Сева, вывернув шею, чтобы не размыкать объятий, заглянул ей в глаза и поинтересовался:
– А почему тогда «оказывается»?
– Оказывается? – переспросила жена, тщетно пытаясь понять, о чем ее спрашивают. Напрягать извилины в сей чудесный миг хотелось меньше всего.
– Ну да, почему, когда появилась в гостиной, ты сказала: «Хороший мой, как же я тебя, оказывается, люблю»?
Надо же, какой внимательный, а она действовала как на автопилоте, полагаясь лишь на эмоции, и не могла точно вспомнить, что говорила или делала.
Ирина нахмурила лоб:
– Я что, именно так и сказала?
– Именно так, слово в слово.
Выходит, произошла пресловутая оговорка «по Фрейду». Однако не надо было быть основоположником психоанализа, чтобы объяснить, что к чему.
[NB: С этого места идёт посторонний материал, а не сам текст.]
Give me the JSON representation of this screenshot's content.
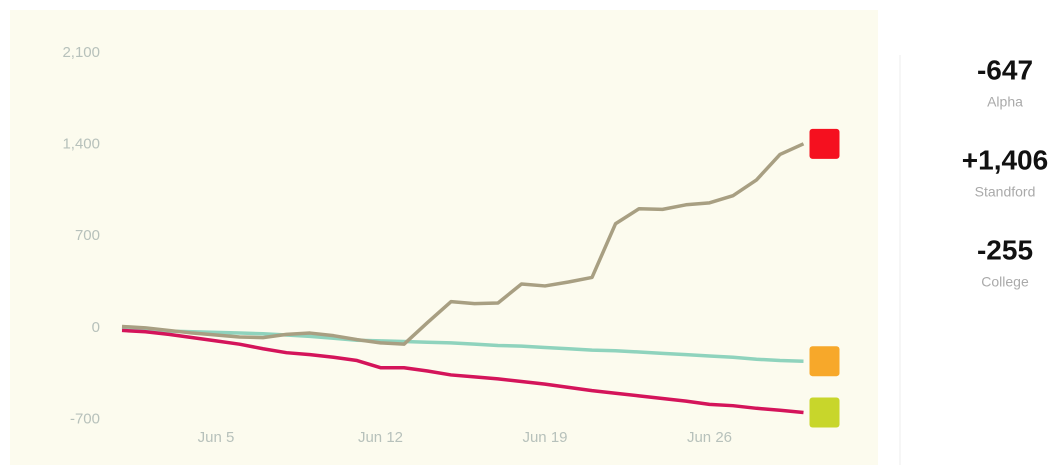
{
  "chart_data": {
    "type": "line",
    "categories": [
      null,
      null,
      null,
      null,
      "Jun 5",
      null,
      null,
      null,
      null,
      null,
      null,
      "Jun 12",
      null,
      null,
      null,
      null,
      null,
      null,
      "Jun 19",
      null,
      null,
      null,
      null,
      null,
      null,
      "Jun 26",
      null,
      null,
      null,
      null
    ],
    "series": [
      {
        "name": "Alpha",
        "color": "#d4145a",
        "values": [
          -20,
          -30,
          -50,
          -75,
          -100,
          -125,
          -160,
          -190,
          -205,
          -225,
          -250,
          -305,
          -305,
          -330,
          -360,
          -375,
          -390,
          -410,
          -430,
          -455,
          -480,
          -500,
          -520,
          -540,
          -560,
          -585,
          -595,
          -615,
          -630,
          -647
        ]
      },
      {
        "name": "Standford",
        "color": "#a89f82",
        "values": [
          10,
          0,
          -20,
          -40,
          -55,
          -70,
          -75,
          -50,
          -40,
          -60,
          -90,
          -115,
          -125,
          40,
          200,
          185,
          190,
          335,
          320,
          350,
          385,
          795,
          910,
          905,
          940,
          955,
          1010,
          1130,
          1325,
          1406
        ]
      },
      {
        "name": "College",
        "color": "#8fd3bd",
        "values": [
          0,
          -15,
          -25,
          -30,
          -35,
          -40,
          -45,
          -55,
          -65,
          -80,
          -95,
          -100,
          -105,
          -110,
          -115,
          -125,
          -135,
          -140,
          -150,
          -160,
          -170,
          -175,
          -185,
          -195,
          -205,
          -215,
          -225,
          -240,
          -250,
          -255
        ]
      }
    ],
    "ylim": [
      -900,
      2100
    ],
    "yticks": [
      -700,
      0,
      700,
      {
        "value": 1400,
        "label": "1,400"
      },
      {
        "value": 2100,
        "label": "2,100"
      }
    ],
    "summary": [
      {
        "label": "-647"
      },
      {
        "label": "+1,406"
      },
      {
        "label": "-255"
      }
    ]
  }
}
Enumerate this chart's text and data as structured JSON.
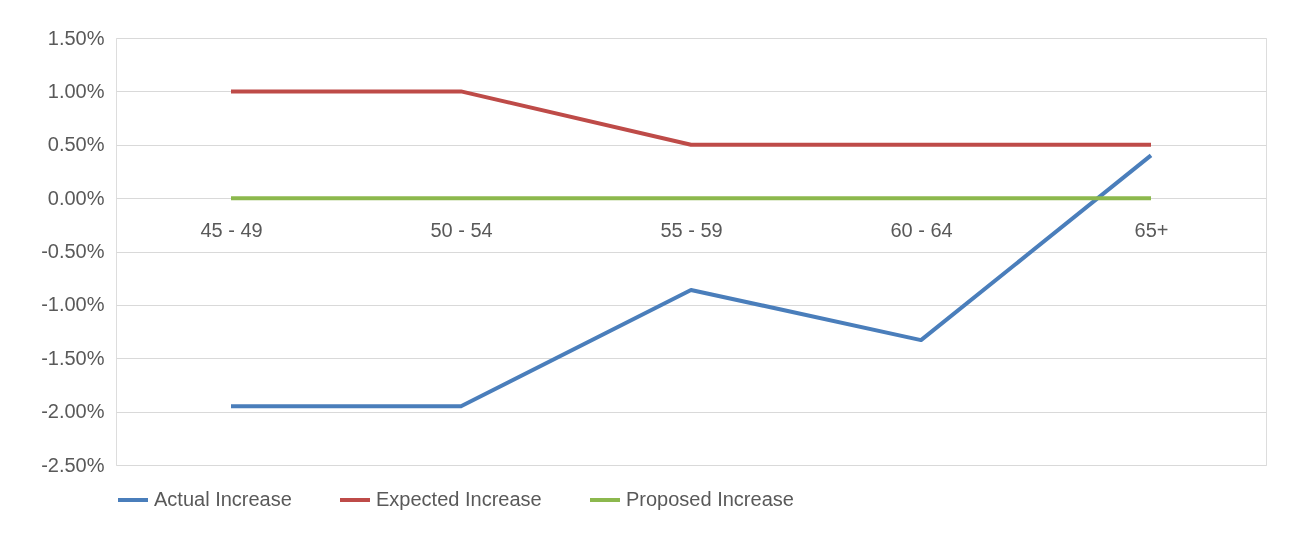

Вот только это объяснение могло разрушить, и надолго, то блаженное состояние, в котором пребывали оба.
– В таком случае, может быть, удовольствуешься заверением, что это слово подтверждает выстраданное мое убеждение.
Ирина и сама толком не поняла, что, собственно, сказала. Но Севу ее тирада, похоже, навела на вполне определенную мысль.
– Тогда ответь, только честно, – он строго и серьезно посмотрел ей в глаза, – ты сделала такой вывод потому, что меня с кем-то сравнивала?
Прекрасно начавшийся любовный эпизод грозил перейти в выяснение отношений, которое, как известно, никогда ничего не выясняло. Причем Ирине отводилась роль если не обвиняемой, то находящейся под подозрением.
– Нет, что ты! – воскликнула она со всем пылом души и отважилась на откровенность: – Хотела было… но не смогла. Даже в мыслях… Ты меня теперь за это никогда не простишь?
Ирина вывернулась из объятий мужа и с испугом взглянула на него.
– Глупая, – Сева ласково улыбнулся, бережно возвращая ее на место у своей груди, – мне только льстит, что ты снова предпочла меня кому-то другому.
– Но этот кто-то, – слегка успокоившаяся Ирина неопределенно помахала в воздухе рукой, – он не конкретный живой мужчина, так, образ…
– Тем более приятно выиграть сравнение с умозрительным идеалом. Это, я тебе скажу, дорогого стоит…
Спустя полчаса Ирина, тихо напевая, готовила ужин, мыла оставленную Севой от обеда посуду и прислушивалась к мерно гудящей стиральной машине в ванной. А муж, в бархатистом терракотового цвета халате и в замшевых тапочках в тон, сидел перед телевизором, положив ноги на журнальный столик.
– А жевануть когда можно будет? – крикнул он, не отрывая взгляда от экрана. – А то тут по «Культуре» через двадцать минут интересная передача про Рузвельта начинается, советую посмотреть.
Ирина вздохнула, улыбнулась и крикнула в ответ:
– Все готово, уже накрываю!
А ночью, привычно уткнувшись мужу в спину и обняв его, она размышляла о своей жизни. Ну кто виноват, что она избаловала Севочку. Когда они поженились, у них три года не было детей, не потому, что не получалось, а потому, что муж хотел, чтобы всю любовь и заботу Ириша дарила лишь ему одному. Вот она и перенесла на него то, что поначалу предназначалось малышке. И Севочка отнюдь не возражал, более того – очень скоро привык к этому.